黒蛇様と契りの贄姫

 その姿を見つめる桜河の胸の内に、言葉にならない感情が溢れていく。

(……最近の俺は、どうかしている)

 理性で抑えきれない衝動の正体が、自分でもわからない。

 彼女は贄姫であり、守るべき存在――それなのに、目の前の安らかな寝顔を見るたび、心が掻き乱されるのだ。

 桜河はそっと彼女の髪を撫で、指先で撫でた感触を確かめるように一度だけ掌を離した。その手に残るぬくもりを惜しみながら、静かに立ち上がる。

 部屋を出て襖を閉める直前、もう一度だけ振り返った。

 月明かりが差し込んだ部屋で眠る花緒の姿は、まるで夢のように美しかった。

 廊下へ出た桜河は、夜気に胸いっぱいの息を吸い込む。

 群青に沈んだ池の水面には、まるで答えを映すように月の鏡が揺れていた。

***

 その日は抜けるような秋空だった。

 山吹との特訓を始めてから早一カ月。今日も今日とて、花緒は山吹と共に霊山の山頂にやって来ていた。ここへ来るのももう慣れたものだ。標高の高さ特有の空気の薄さが、初めの頃は心なしか息苦しかった。

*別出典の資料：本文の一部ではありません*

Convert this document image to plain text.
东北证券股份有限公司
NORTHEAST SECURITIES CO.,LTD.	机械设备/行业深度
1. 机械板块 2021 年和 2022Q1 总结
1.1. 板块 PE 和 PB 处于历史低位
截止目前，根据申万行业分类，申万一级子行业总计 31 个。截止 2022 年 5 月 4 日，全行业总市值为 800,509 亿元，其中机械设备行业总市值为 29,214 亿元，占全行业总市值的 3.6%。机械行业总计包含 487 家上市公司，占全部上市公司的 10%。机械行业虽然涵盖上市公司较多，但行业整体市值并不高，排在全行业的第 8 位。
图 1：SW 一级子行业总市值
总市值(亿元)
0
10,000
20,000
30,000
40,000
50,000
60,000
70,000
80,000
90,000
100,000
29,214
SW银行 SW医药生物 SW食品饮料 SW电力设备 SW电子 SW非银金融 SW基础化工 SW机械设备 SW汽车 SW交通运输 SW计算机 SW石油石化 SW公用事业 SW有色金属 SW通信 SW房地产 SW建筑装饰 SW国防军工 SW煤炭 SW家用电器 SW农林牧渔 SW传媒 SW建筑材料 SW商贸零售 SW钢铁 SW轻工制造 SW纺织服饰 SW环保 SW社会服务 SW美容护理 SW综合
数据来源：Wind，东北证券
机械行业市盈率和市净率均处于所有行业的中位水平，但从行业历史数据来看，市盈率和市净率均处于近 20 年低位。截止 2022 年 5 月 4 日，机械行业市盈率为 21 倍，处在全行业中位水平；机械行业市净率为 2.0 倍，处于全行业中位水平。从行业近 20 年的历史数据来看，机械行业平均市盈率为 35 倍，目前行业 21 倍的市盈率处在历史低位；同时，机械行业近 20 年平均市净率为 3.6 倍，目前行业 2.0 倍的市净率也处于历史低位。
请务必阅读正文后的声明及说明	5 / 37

 けれども今は、逆に気合いが入り、集中力を高めてくれるのだ。御山が力を貸してくださっているような、そんな感覚がした。

(今日こそ、上手にいきますように……)

 花緒は穏やかな気持ちで目を閉じる。山間を吹き抜ける風が心地良い。

 目を閉じたまま、穏やかな気持ちで懇願する。その途端だった。暗闇に桜吹雪が巻き起こった。自分の妖力の流れが、凄まじい桜吹雪となって花緒の視界を覆いつくす。

(わ……!)

 花緒は驚きに息を呑み、思わず目を見開いた。その瞬間――目を閉じていたときに心の内で視ていた桜吹雪が、現実の空気の中で花緒を中心に渦を描いていた。

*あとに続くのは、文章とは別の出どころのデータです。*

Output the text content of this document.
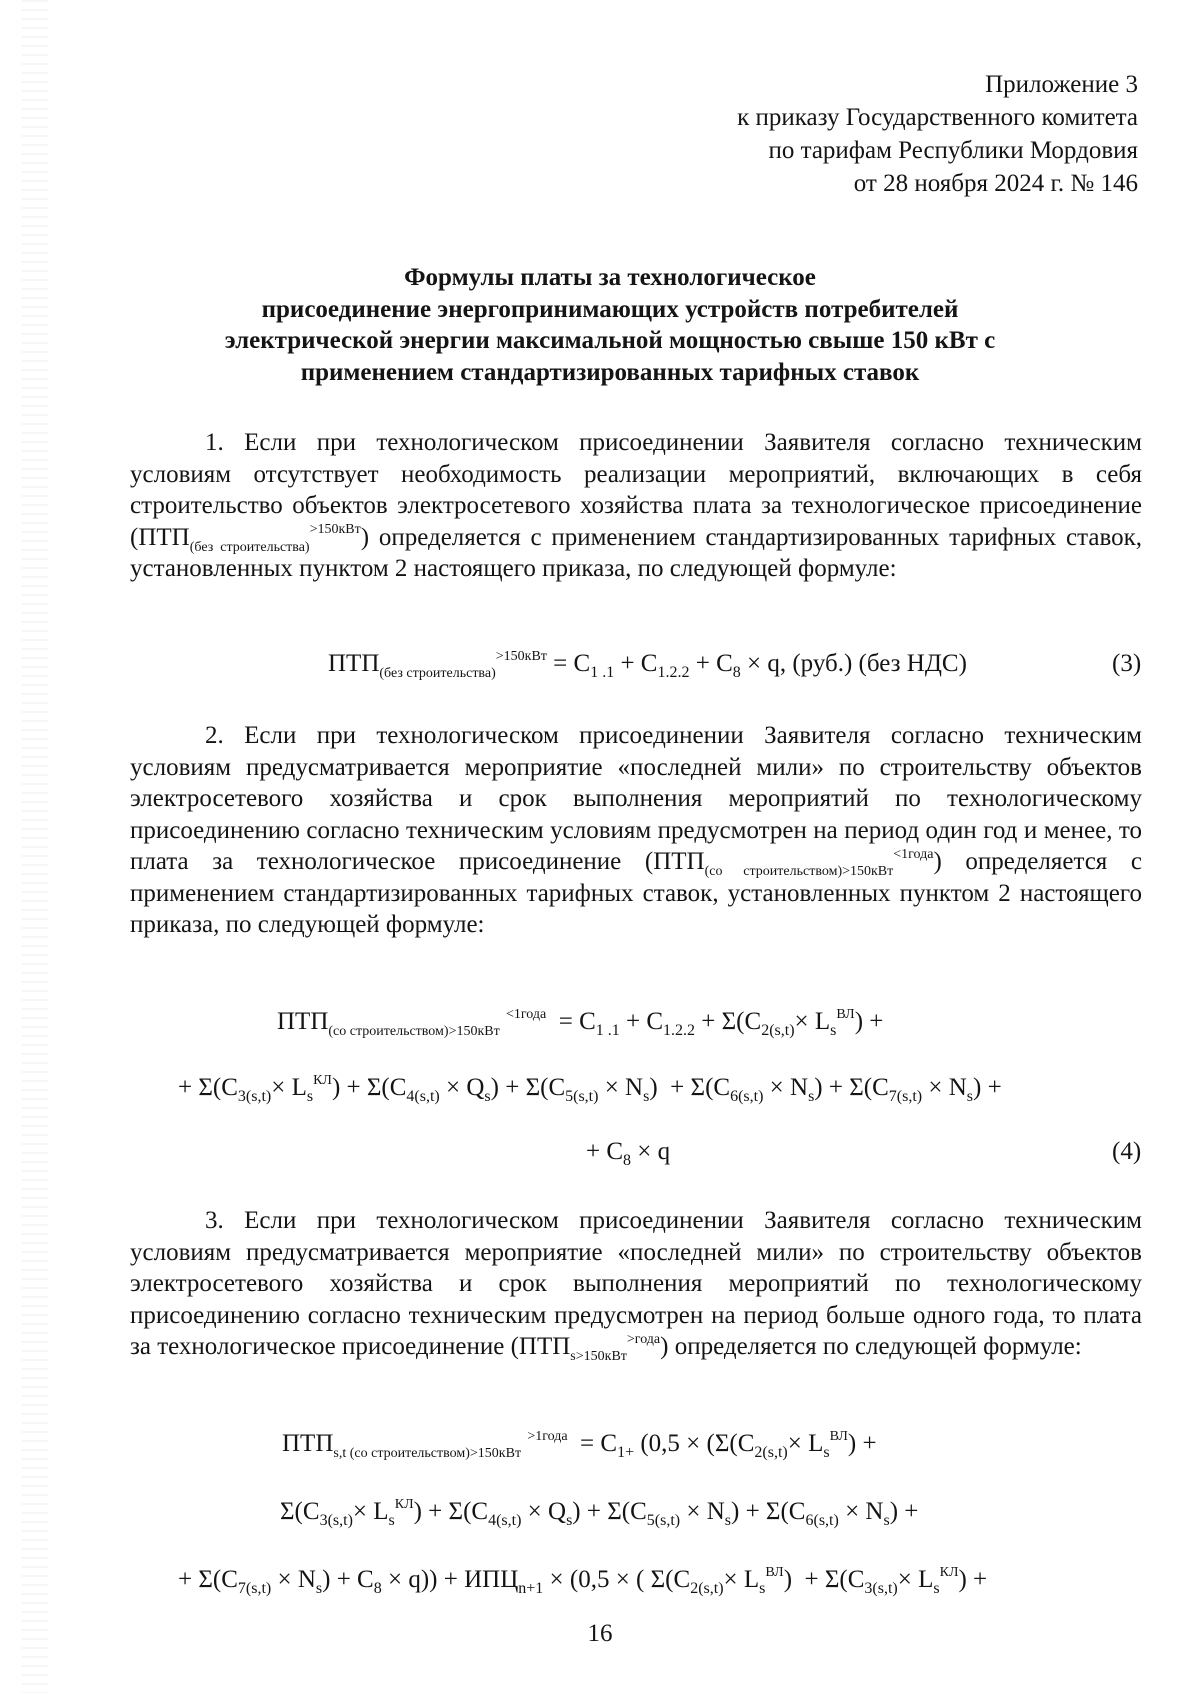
Приложение 3
к приказу Государственного комитета
по тарифам Республики Мордовия
от 28 ноября 2024 г. № 146
Формулы платы за технологическое
присоединение энергопринимающих устройств потребителей
электрической энергии максимальной мощностью свыше 150 кВт с
применением стандартизированных тарифных ставок
1. Если при технологическом присоединении Заявителя согласно техническим условиям отсутствует необходимость реализации мероприятий, включающих в себя строительство объектов электросетевого хозяйства плата за технологическое присоединение $(ПТП_{(без строительства)}^{>150кВт})$ определяется с применением стандартизированных тарифных ставок, установленных пунктом 2 настоящего приказа, по следующей формуле:
$ПТП_{(без строительства)}^{>150кВт} = С_{1 .1} + С_{1.2.2} + С_8 \times q$, (руб.) (без НДС)	(3)
2. Если при технологическом присоединении Заявителя согласно техническим условиям предусматривается мероприятие «последней мили» по строительству объектов электросетевого хозяйства и срок выполнения мероприятий по технологическому присоединению согласно техническим условиям предусмотрен на период один год и менее, то плата за технологическое присоединение $(ПТП_{(со строительством)>150кВт}^{<1года})$ определяется с применением стандартизированных тарифных ставок, установленных пунктом 2 настоящего приказа, по следующей формуле:
$ПТП_{(со строительством)>150кВт}$ $^{<1года} = С_{1 .1} + С_{1.2.2} + \Sigma(С_{2(s,t)}\times L_s^{ВЛ})$ +
+ $\Sigma(С_{3(s,t)}\times L_s^{КЛ}) + \Sigma(С_{4(s,t)} \times Q_s) + \Sigma(С_{5(s,t)} \times N_s) + \Sigma(С_{6(s,t)} \times N_s) + \Sigma(С_{7(s,t)} \times N_s)$ +
+ $С_8 \times q$	(4)
3. Если при технологическом присоединении Заявителя согласно техническим условиям предусматривается мероприятие «последней мили» по строительству объектов электросетевого хозяйства и срок выполнения мероприятий по технологическому присоединению согласно техническим предусмотрен на период больше одного года, то плата за технологическое присоединение $(ПТП_{s>150кВт}^{>года})$ определяется по следующей формуле:
$ПТП_{s,t (со строительством)>150кВт}$ $^{>1года} = С_{1+}$ ($0,5 \times (\Sigma(С_{2(s,t)}\times L_s^{ВЛ})$ +
$\Sigma(С_{3(s,t)}\times L_s^{КЛ}) + \Sigma(С_{4(s,t)} \times Q_s) + \Sigma(С_{5(s,t)} \times N_s) + \Sigma(С_{6(s,t)} \times N_s)$ +
+ $\Sigma(С_{7(s,t)} \times N_s) + С_8 \times q)) + ИПЦ_{n+1} \times (0,5$ × ( $\Sigma(С_{2(s,t)}\times L_s^{ВЛ}) + \Sigma(С_{3(s,t)}\times L_s^{КЛ})$ +
16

 それは乱気流のように激しく吹き荒れているのに、不思議と恐ろしさはなく、花緒には確信があった。

 この風も光も、すべて自分を守ろうとしてくれている。まるで、花緒の心に寄り添うように桜吹雪が優しく包み込んでくれているのだと。

 山吹が満足げに拍手を送る。

「お見事……まさか本当にこの短期間でここまでできるようになるとは恐れ入ったよ。それにしても、なんて優しい妖力なんだ。花緒ちゃんらしい、あらゆるものを包み込むような桜吹雪だね。桜河が扱う妖力と同じ桜の花びらなところも、なんともいじらしいね」

「……山吹さん。からかわないでください」

 花緒は唇を尖らせる。一度、妖力を具現化させてしまえば正体がわかるというもので、花緒は恐れなく自身の纏う桜吹雪に両手を添えた。舞い上がっている桜の花びらたちは、花緒の手に甘えるように寄り集まって来る。

 この桜吹雪の持つ妖力を自在に操る――それが妖力操作なのだろう。神楽殿でお神楽を舞ったときよりもずっと、自分の力を身近に感じられていた。